そこで来た道を戻って、もう一度、地理院地図に破線で示された道を探してみました。でも残念、見つからなかったのであきらめて、基準点 No.54 から北東に伸びる尾根に進むことにしました。ルート変更です。さて、行ってみるとこの尾根道はとても明瞭でした。現在地も常によく分かります。この尾根を最後まで進み、林道に下り立ちました。旧吹上トンネルに続く道です。
さて、吹上峠は目前ですが、あくまでも山道にこだわったので、当初予定していたルートへの復帰を目指しました。これはうまく行き、314m峰の西方、約150mの地点で復帰できました。私たちは南下して来たのでここで左折しましたが、当初の計画通り北上していれば、ここは右折点です。ここから少し下って登り返すと、314m峰に立ちました。基準点 No.57 があります。基準点 No.54 から基準点 No.57 まで、計画では30分程度を見込んでいたのですが、1時間近くかかってしまいました。
基準点 No.57 の先、鳥獣保護区の看板から左に進みます。なだらかな尾根歩きを楽しんだ後、少し急下降すると、第二の目的地、吹上峠でした。新旧の吹上隧道ができる前は、多くの人や物資が行き交った峠です。今見ると暗くて見通しが悪いので、追い剥ぎや山賊が待ち伏せしていたら怖そうだな、と思いました。吹上峠から北に上ると、何か謂れのありそうな露岩がありました。人影を隠せそうなサイズです。岩の利用者は、番人、強盗、山の神、妖怪、その他何でもありそうに思えました。

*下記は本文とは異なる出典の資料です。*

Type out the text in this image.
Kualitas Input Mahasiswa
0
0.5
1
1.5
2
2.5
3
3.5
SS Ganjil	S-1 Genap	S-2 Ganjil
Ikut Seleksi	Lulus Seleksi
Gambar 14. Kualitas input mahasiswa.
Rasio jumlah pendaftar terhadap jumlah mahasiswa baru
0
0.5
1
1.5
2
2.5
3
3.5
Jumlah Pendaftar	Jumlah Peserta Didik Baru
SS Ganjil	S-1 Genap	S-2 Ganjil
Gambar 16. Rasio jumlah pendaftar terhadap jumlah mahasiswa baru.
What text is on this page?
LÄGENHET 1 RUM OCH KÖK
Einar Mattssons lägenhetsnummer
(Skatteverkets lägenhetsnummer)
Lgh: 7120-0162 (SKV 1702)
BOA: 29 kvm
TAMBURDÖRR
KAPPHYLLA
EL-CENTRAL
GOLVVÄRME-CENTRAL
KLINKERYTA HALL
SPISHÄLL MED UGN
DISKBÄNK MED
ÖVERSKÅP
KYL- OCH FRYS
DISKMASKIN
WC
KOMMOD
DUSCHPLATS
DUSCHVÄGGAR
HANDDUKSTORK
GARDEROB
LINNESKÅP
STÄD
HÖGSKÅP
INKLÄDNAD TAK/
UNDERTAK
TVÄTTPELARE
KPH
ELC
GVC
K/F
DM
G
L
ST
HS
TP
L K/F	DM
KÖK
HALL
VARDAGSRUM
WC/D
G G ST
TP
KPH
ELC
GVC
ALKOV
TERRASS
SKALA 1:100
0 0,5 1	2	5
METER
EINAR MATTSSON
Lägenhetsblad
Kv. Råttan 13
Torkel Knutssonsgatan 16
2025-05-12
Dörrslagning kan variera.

吹上峠の北、310m台の峰で、道は右折します。この峰で昼食にしました。林を貫く光線の具合や小鳥の声など、雰囲気は好かったのですが、座っていたら体が冷えました。寒い場所です。食べ終えて熱い紅茶を飲むと、すぐに立ち上がりました。これより正木沢(まさきざわ)峠を目指して、はじめ東へ、そして南東方向へと進みます。するとすぐに、日当たりのよい場所がありました。さらにそのすぐ先にも明るく広い場所があり、いずれも昼食の好適地だったと思います。

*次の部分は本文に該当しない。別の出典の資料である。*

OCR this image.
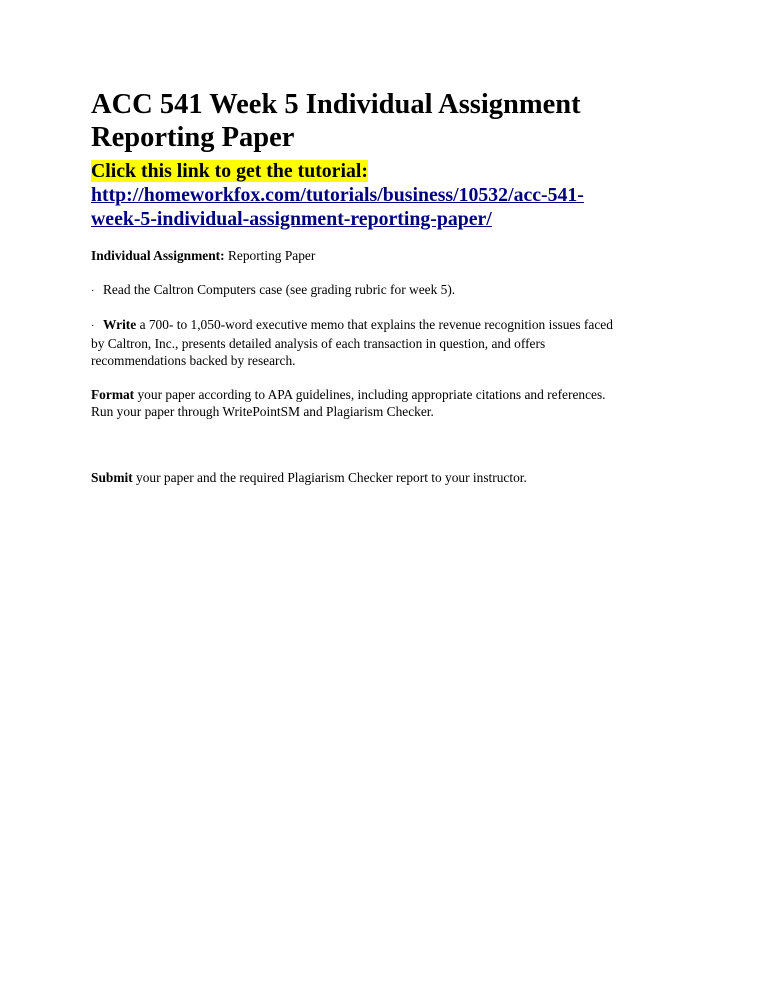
ACC 541 Week 5 Individual Assignment
Reporting Paper
Click this link to get the tutorial:
http://homeworkfox.com/tutorials/business/10532/acc-541-
week-5-individual-assignment-reporting-paper/

Individual Assignment: Reporting Paper

· Read the Caltron Computers case (see grading rubric for week 5).

· Write a 700- to 1,050-word executive memo that explains the revenue recognition issues faced
by Caltron, Inc., presents detailed analysis of each transaction in question, and offers
recommendations backed by research.

Format your paper according to APA guidelines, including appropriate citations and references.
Run your paper through WritePointSM and Plagiarism Checker.

Submit your paper and the required Plagiarism Checker report to your instructor.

正木沢峠は、尾根歩きをするハイカーの立場から見ると、標高がザクッと落ちる吹上峠のように、ドラマチックな場所ではありません。石仏や祠の類など、立ち止まって見るようなものもないので、標識だけをチラリと見て、通過しました。地理院地図には、峠の両側に破線の道が里まで引かれています。その道にどんな魅力があるか、四季折々に歩いてみれば、発見するものがあるかもしれません。
正木沢峠北の340m台の峰では、展望がありました。南西の空に聳える大岳山がよく目立ちます。ほぼ西方にキリッと立つのは雷電山でしょうか。成木尾根やノボリオイゾネは、樹木に隠されてほとんど見えません。この峰には、基準点 No.51 が設置されています。ヤマレコでは、無名峰(むなみね:350m)とされていますが、地理院地図ではこの峰に350mの等高線はありません。

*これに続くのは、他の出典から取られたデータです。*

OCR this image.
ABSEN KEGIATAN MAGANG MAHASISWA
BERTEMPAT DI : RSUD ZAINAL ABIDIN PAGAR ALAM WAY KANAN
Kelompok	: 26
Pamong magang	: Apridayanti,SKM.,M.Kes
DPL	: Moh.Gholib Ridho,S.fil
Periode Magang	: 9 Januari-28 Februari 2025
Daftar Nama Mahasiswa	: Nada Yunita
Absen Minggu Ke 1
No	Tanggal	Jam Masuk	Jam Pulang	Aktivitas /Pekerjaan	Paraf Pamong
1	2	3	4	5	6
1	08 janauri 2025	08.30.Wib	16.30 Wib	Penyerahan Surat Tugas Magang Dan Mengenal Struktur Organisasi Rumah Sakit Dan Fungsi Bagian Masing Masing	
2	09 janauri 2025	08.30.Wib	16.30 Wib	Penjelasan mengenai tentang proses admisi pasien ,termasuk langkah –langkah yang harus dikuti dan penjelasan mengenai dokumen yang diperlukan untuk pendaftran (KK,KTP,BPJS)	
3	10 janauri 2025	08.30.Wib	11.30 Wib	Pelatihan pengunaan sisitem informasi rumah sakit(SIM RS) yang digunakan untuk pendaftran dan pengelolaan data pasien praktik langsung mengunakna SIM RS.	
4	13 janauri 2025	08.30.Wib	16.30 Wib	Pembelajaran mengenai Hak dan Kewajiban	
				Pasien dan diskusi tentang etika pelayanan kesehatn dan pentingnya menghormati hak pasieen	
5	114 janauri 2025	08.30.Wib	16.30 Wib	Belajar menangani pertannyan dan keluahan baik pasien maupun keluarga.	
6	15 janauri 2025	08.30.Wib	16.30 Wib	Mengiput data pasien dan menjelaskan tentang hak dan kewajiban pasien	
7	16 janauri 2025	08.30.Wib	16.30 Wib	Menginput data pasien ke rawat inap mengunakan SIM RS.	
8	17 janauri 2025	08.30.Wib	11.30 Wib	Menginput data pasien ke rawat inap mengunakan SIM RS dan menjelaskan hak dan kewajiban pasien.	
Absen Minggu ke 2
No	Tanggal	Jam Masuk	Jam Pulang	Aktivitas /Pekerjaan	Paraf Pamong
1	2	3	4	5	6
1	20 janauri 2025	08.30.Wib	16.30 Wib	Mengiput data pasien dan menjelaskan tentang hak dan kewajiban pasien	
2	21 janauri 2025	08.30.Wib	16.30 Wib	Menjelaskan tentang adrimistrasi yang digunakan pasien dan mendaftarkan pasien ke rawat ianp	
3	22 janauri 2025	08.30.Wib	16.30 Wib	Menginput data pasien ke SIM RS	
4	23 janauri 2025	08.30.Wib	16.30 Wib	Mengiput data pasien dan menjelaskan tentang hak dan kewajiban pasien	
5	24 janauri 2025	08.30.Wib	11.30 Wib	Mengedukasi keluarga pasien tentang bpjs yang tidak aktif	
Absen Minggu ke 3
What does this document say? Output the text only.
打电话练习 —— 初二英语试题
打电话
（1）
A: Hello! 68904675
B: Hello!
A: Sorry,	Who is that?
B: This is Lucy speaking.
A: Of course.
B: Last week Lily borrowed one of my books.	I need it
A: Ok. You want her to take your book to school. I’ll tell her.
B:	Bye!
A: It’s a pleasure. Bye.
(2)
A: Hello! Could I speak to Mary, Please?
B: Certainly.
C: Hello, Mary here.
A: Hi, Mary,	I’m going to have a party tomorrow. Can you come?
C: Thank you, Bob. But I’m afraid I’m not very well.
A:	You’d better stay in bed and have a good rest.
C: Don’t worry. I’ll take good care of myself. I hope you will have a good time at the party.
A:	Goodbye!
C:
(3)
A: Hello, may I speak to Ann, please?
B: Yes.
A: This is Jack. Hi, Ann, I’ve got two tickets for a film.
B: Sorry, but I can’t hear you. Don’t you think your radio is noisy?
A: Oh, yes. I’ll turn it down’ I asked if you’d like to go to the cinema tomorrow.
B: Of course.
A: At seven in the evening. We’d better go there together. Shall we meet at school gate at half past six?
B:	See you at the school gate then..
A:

さて、この日二つ目の314m峰を通過するとすぐに、指倉峠(さすくらとうげ)でした。稜線の窪みを峠道が過ぎっています。なぜか、北に下る道は木の枝で通せんぼ。でも、もし通行できないのなら、その旨を書いた札を立てるでしょう。ハイカーが誤って入らないようにするだけのものかもしれません。付近には広葉樹の落葉が積もって、雰囲気は悪くありません。先ほどの正木沢峠と併せ、峠道ばかりを行ったり来たりしてみるのも、いつか将来の楽しみになりそうです。
指倉峠から10分、ようやく最後の目的地、オキジョウゴに到着しました。山頂が小広く伐採され、その切り株が腰を下ろせる高さでいくつも残されています。地元の小学生やお伽噺の動物たちが、ここを青空教室として野外授業を受けているのかもしれません。午後の明るい日差しが、周辺の立ち木の陰を使って、地面にいくつもの縞文様を描いていました。友人と私は、それぞれの切り株に腰を下ろし、バス待ちの時間調整を兼ねて、写真を撮り合ったり、お茶を飲んだりしました。
下山は、荒田(あらた)峠経由にしました。「峠」という文字に引かれたからですが、実際に来て見ると、あまり峠らしく見えません。でも荒田峠と書かれた私製の標識があったおかげで、下山路がすぐ見つかりました。すぐ下に見えている荒田林道まで藪っぽい斜面を下ります。林道に下り立ち、荒田峠を振り返ると、逆コースで登路を見つけ出すのは難しそうに思えました。
荒田林道は、雨で土がえぐられ、荒れた林道でした。おまけに廃車をはじめ諸々の廃棄物が豊富で、幻滅ムードも満点。次回、この林道を通るのは遠慮しておこうと思います。青梅第七小学校の校庭では、サッカー少年たちの元気な姿が見られました。子供たちの賑やかな声には、純粋の生命力を感じます。これにより、脳内の残留イメージが瞬時に入れ替わったのは幸いでした。気分よく歩いて行くと、道の突き当たりにバス停がありました。
きょうは予定しなかった回り道をして、時間と体力を消耗し、謎も残りました。いつかもう一度歩いて、謎を解きたいと思います。友人と二人で読図しつつ歩いた一日は、とても思い出深いものになりました。